Abstract

Programming by example (PBE) systems allow end users to easily create programs by providing a few input-output examples to specify their intended task. The system attempts to generate a program in a domain specific language (DSL) that satisfies the given examples. However, a key challenge faced by existing PBE techniques is to ensure the robustness of the programs that are synthesized from a small number of examples, as these programs often fail when applied to new inputs. This is because there can be many possible programs satisfying a small number of examples, and the PBE system has to somehow rank between these candidates and choose the correct one without any further information from the user. In this work we present a different approach to PBE in which the system avoids making a ranking decision at the synthesis stage, by instead synthesizing a disjunctive program that includes the many top-ranked programs as possible alternatives and selects between these different choices upon execution on a new input. This delayed choice brings the important benefit of comparing the possible outputs produced by the different disjuncts on a given input at execution time.

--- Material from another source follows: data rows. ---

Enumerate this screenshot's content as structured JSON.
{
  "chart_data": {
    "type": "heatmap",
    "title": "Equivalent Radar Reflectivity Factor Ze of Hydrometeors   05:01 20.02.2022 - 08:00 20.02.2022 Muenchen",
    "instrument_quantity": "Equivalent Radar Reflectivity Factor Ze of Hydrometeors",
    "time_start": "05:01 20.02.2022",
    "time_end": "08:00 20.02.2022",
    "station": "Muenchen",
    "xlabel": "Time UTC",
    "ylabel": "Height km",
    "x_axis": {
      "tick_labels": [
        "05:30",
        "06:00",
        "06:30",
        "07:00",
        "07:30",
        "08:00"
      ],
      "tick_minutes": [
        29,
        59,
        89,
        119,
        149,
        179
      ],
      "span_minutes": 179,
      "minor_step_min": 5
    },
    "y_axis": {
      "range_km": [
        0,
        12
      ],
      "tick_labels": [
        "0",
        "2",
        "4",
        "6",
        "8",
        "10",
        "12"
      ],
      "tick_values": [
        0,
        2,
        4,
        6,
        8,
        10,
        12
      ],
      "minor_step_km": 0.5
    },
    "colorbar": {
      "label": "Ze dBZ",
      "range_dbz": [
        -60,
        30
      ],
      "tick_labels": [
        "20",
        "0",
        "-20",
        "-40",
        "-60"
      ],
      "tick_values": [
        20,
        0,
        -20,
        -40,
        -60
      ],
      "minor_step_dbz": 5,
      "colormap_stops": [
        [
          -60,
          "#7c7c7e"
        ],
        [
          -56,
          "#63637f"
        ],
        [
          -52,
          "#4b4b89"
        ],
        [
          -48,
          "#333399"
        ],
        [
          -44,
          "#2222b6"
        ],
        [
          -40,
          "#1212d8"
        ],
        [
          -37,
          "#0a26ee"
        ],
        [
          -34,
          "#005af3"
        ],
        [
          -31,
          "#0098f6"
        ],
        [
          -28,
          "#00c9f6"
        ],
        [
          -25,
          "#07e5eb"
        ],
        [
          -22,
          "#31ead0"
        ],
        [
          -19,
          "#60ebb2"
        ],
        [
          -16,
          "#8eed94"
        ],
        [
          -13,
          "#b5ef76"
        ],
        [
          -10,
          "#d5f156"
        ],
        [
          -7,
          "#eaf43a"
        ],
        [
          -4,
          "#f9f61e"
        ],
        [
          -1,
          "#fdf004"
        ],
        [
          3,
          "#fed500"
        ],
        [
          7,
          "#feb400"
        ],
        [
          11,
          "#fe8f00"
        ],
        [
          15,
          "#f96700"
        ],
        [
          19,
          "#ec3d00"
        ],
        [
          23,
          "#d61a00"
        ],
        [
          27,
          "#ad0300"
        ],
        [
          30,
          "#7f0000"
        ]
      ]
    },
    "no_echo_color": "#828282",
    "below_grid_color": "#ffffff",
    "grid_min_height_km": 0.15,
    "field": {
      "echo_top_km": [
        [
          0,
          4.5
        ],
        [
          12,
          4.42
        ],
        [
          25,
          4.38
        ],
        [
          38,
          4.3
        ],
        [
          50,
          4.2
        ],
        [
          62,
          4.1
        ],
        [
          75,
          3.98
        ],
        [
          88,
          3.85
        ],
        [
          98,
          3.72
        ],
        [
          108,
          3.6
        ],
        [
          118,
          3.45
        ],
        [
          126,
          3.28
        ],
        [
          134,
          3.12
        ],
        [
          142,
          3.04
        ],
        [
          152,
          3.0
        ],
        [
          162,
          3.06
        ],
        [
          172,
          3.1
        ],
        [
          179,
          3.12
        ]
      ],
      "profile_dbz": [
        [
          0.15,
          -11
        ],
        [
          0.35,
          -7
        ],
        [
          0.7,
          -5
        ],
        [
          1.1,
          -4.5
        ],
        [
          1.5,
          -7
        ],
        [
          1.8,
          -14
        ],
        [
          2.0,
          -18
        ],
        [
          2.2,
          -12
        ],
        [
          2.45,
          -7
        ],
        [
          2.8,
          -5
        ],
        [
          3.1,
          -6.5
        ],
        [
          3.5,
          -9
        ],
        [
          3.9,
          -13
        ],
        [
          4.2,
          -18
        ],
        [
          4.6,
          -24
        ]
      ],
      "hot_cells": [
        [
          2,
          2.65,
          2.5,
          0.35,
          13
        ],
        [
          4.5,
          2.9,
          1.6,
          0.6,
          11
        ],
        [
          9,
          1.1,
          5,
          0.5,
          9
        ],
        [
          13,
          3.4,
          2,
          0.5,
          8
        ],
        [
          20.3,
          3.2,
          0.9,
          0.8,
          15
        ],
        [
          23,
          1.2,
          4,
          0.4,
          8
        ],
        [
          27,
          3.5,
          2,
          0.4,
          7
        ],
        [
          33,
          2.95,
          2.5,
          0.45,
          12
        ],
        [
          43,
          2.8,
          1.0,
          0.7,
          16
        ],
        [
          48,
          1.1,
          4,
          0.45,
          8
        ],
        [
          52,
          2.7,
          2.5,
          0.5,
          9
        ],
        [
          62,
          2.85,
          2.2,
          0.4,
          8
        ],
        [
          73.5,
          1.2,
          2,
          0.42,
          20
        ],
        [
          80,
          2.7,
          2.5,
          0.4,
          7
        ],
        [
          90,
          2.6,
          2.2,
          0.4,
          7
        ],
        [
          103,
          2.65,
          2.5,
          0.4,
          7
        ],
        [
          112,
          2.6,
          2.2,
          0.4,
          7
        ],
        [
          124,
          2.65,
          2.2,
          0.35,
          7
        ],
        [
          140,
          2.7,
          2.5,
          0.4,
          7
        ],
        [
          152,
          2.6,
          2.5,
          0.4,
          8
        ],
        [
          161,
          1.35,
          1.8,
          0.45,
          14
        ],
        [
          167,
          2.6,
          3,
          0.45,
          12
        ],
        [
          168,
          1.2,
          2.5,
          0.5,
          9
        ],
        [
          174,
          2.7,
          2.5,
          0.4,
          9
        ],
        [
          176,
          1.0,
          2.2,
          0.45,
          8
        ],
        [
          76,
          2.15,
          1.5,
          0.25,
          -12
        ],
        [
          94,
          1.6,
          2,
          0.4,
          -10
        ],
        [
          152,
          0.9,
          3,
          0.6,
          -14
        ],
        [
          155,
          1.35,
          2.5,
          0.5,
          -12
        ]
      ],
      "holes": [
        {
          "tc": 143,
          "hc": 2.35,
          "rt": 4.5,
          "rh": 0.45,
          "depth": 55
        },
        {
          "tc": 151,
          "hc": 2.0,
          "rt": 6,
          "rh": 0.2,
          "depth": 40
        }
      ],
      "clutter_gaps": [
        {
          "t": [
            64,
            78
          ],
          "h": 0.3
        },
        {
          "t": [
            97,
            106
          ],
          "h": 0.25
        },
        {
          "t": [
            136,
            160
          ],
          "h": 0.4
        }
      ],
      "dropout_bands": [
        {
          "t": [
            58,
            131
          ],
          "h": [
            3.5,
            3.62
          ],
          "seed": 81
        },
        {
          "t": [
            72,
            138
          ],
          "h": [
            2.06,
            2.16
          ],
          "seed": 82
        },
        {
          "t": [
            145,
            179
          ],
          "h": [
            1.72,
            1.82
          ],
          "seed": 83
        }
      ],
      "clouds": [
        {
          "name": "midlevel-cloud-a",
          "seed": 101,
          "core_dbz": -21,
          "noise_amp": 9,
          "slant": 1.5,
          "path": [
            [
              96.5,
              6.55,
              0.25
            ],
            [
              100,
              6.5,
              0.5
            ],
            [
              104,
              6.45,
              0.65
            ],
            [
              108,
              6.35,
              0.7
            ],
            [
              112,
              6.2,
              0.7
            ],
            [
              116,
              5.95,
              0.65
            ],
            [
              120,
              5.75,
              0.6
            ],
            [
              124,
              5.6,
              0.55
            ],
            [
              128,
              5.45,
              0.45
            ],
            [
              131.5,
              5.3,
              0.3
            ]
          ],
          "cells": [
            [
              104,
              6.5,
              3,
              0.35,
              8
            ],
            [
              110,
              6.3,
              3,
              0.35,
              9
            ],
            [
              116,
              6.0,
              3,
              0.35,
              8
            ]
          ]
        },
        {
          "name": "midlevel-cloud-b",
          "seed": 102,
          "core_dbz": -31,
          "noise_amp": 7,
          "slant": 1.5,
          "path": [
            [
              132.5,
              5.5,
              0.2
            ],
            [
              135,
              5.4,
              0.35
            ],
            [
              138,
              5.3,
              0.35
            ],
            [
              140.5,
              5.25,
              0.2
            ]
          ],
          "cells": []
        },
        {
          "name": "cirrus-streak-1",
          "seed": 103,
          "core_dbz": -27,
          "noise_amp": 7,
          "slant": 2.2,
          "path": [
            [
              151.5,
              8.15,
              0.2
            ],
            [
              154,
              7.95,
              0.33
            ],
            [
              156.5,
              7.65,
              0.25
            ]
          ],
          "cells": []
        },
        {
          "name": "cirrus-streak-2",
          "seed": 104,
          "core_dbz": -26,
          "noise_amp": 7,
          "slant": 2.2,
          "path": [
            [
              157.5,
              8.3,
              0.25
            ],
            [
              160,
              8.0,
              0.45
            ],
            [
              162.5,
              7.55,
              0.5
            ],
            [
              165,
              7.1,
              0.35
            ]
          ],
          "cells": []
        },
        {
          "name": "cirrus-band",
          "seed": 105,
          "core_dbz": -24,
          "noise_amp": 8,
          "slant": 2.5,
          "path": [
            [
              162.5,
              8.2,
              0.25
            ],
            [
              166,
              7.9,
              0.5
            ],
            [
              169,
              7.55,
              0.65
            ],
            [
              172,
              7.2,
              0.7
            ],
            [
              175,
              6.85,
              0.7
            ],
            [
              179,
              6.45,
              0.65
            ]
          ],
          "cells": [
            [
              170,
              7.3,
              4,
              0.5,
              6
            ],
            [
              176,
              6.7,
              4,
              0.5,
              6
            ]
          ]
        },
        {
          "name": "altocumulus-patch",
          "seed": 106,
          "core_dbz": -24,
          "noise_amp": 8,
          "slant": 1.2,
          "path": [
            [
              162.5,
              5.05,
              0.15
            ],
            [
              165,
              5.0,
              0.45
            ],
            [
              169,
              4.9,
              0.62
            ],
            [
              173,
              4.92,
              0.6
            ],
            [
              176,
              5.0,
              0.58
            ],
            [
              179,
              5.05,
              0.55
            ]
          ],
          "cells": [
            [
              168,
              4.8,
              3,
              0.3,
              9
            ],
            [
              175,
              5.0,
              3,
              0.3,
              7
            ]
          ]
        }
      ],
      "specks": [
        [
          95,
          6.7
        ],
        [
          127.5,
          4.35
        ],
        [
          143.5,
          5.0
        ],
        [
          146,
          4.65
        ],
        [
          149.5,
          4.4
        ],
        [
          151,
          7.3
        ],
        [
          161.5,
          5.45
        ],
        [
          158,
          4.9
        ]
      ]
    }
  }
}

We present a generic framework for synthesizing such disjunctive programs in arbitrary DSLs, and describe two concrete implementations of disjunctive synthesis in the practical domains of data extraction from plain text and HTML documents. We present an evaluation showing the significant increase in robustness achieved with our disjunctive approach, as illustrated by an increase from 59% to 93% of tasks for which correct programs can be learnt from a single example.